A quarterly summary and brief analysis of significant decisions issued by the Massachusetts Superior Court Business Litigation Session. A service of O’Connor, Carnathan and Mack LLC.
 

July 2006

Volume 3
Number 1
Page 1

 

Summarizing opinions from January 1, 2006 through
May 31, 2006


A Primer on the Work Product Doctrine, Attorney-Client Privilege and Joint Defense Privilege in the Context of Unfair and Deceptive Insurance Claim Settlement Practices
 


 
 

 

 

 

 

 

 

 

 

 

 


 


 

 

 

 

 

 

 

 



 

     

F  E  A  T  U  R  E  D     D  E  C  I  S  I  O  N  :

Rhodes v. AIG Domestic Claims, Inc., 20 Mass. L. Rep. 491, 2006 Mass.
Super. LEXIS 19
(Jan. 27, 2006) (Gants, J.).

     

In resolving a discovery dispute that arose in connection with a claim against an insurer pursuant to M.G.L. ch. 93A and 176D (together “176D”) for failing to act reasonably and in good faith in settling plaintiffs’ personal injury claims, the Court wrote a primer on the work product doctrine, attorney-client privilege and joint defense privilege that is required reading for attorneys litigating similar cases in the future. Indeed, the opinion provides a review of these doctrines that will be useful in any kind of litigation.

Plaintiff Marcia Rhodes was paralyzed from the waist down in a car accident. Defendant Zurich American Insurance Company (“Zurich”) provided the personal injury claim defendants with primary coverage of $2 million. Zurich did not offer policy limits for over 2 years, despite strong evidence of liability and extensive damages. When it finally did offer policy limits, it conditioned the offer on a full release of all defendants, which plaintiffs rejected. The jury ultimately awarded plaintiffs $9.4 million in damages, to which $2.5 million in pre-judgment interested was added.

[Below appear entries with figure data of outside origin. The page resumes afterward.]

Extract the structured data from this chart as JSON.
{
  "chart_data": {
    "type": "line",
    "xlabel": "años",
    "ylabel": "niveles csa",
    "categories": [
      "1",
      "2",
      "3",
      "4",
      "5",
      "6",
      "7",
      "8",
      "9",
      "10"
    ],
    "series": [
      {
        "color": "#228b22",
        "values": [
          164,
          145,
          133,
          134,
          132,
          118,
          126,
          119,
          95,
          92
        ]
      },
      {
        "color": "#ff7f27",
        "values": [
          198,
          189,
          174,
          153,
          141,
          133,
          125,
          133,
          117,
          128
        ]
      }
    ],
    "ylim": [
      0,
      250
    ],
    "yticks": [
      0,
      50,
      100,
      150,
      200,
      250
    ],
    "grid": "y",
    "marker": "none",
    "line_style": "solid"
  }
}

In the subsequent 176D litigation, the plaintiffs sought discovery of the insurance companies’ claims files, including: (1) internal memoranda and correspondence created before litigation was threatened or commenced; (2) internal memoranda and correspondence created after litigation was threatened or commenced; (3) correspondence between or among the parties and their attorneys; (4) communications among the defendants and an insurance broker; (5) documents regarding the reserve amounts set in the underlying case; and (6) defendants’ claims manuals.

The Court also held that the parties had waived the privilege with regard to communications in which an insurance broker was copied, that the documents setting the reserve amounts were opinion work product that must be disclosed, and that the defendants’ claims manuals were relevant and had to be produced.

 

 

 

 

 

 

 

 

 

 

 

 

 

 

 

 

 

 

 

 

 

The Court held that internal memoranda and correspondence created before litigation was threatened or commenced are prepared “in the ordinary line of business or duty,” and did not constitute work product. The Court rejected the contention that an insurance company always acts in anticipation of litigation. The Court also noted that even if these materials were work product, as a practical matter, at least the factual reports would be discoverable because the plaintiffs would have a substantial need for the materials to prove their case.

The Court applied this reasoning to internal memoranda and correspondence created after litigation was threatened or commenced, and held that factual reports were discoverable under the exception to work product protection set forth in Mass. R. Civ. P. 26(b)(3) where the party seeking discovery has a substantial need for the materials and cannot obtain the substantial equivalent without undue hardship.

The Court distinguished memoranda and correspondence containing opinion work product, which are entitled to a higher level of protection. Because of the nature of a 176D claim, the Court nevertheless concluded that the defendants were obligated to produce any such materials. “The need for disclosure of the opinion work product in the insurance claims file becomes clear when one considers that the plaintiffs are certainly entitled to depose the claims representative responsible for determining the settlement offer and ask him to explain his reasons for making that offer.”

The Court next held that correspondence between the parties and their attorneys was protected by the attorney-client privilege, unless the defendants asserted advice of counsel as a defense. In order to sort out the privilege issues, the Court also analyzed the joint defense privilege, and concluded that Massachusetts recognizes this privilege under appropriate circumstances.